Thomas' premise is that marriage should have disappeared in postmodern America, since it is so confining and patriarchal and permanent. Marriage seems to be coming back. How do we explain this mystery, Thomas asks? It must be that men have learned to be more egalitarian and intimate from secular society. Secularism helps people delay marriage without delaying sex, which is healthy. Thus, secularism is saving marriage from religion.
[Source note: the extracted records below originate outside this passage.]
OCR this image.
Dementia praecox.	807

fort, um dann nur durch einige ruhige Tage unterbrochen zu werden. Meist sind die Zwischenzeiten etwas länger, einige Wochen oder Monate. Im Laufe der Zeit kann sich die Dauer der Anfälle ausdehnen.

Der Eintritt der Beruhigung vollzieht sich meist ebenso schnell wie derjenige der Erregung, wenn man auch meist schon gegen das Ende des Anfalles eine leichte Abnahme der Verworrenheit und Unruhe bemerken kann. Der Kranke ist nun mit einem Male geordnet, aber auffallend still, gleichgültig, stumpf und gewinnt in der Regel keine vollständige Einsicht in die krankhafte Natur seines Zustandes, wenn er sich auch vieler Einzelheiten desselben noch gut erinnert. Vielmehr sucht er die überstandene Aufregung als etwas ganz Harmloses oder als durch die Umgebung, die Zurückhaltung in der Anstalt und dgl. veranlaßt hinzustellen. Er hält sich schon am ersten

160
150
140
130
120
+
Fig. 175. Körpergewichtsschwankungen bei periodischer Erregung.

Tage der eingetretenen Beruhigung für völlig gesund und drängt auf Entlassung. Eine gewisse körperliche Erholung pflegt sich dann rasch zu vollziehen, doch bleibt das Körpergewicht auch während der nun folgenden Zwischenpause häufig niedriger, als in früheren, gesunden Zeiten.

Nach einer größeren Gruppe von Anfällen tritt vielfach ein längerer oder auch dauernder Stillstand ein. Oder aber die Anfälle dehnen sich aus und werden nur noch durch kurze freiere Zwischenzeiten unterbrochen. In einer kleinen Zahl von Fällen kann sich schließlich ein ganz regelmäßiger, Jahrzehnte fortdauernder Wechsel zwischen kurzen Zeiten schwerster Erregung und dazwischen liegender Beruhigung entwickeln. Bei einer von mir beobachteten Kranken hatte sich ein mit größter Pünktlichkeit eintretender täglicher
No. Religious people have longer and stronger marriages. Grownups of all kinds, religious and otherwise, know that the greatest social value of marriage is not the intimacy it fosters between adults, but the permanent team it creates between them to raise children. Religious marriages are, on average, more intimate and more mutual. Religious people are more likely to get married in their mid-twenties, the optimal time, rather than delaying for their careers until they are so set in their single ways that it is hard to make a permanent team. The secular emphasis on getting my individual way in all things undermines marriage.

2 comments:

SHE said...

I agree that secularism is not what is saving marriage, but would you agree that its emphasis on gender equality (women not constrained to being submissive to husbands, men not the only protector and provider,etc...) makes marriages happier (at least for women)? Religion's emphasis on commitment to one another and duty to raise children seems to make marriage last longer and, ideally, doesn't even allow the option of divorce to enter the minds of the couple when dealing with problems. So would it be fair to say that religion and secularism go hand and hand to save marriage because religion protects the quantity and secularism supports the quality?

Gruntled said...

I entirely agree that it is a good thing that women are not constrained to be submissive to husbands and that men are not obliged to be the only protector and provider. Most religious people and religious institutions in the developed world have come to accept this. They were pushed to do so by the feminist movement. But the feminist movement is not primarily run by secularists. The points named above are not secular.

I think we are in agreement here, and in disagreement with Oliver Thomas.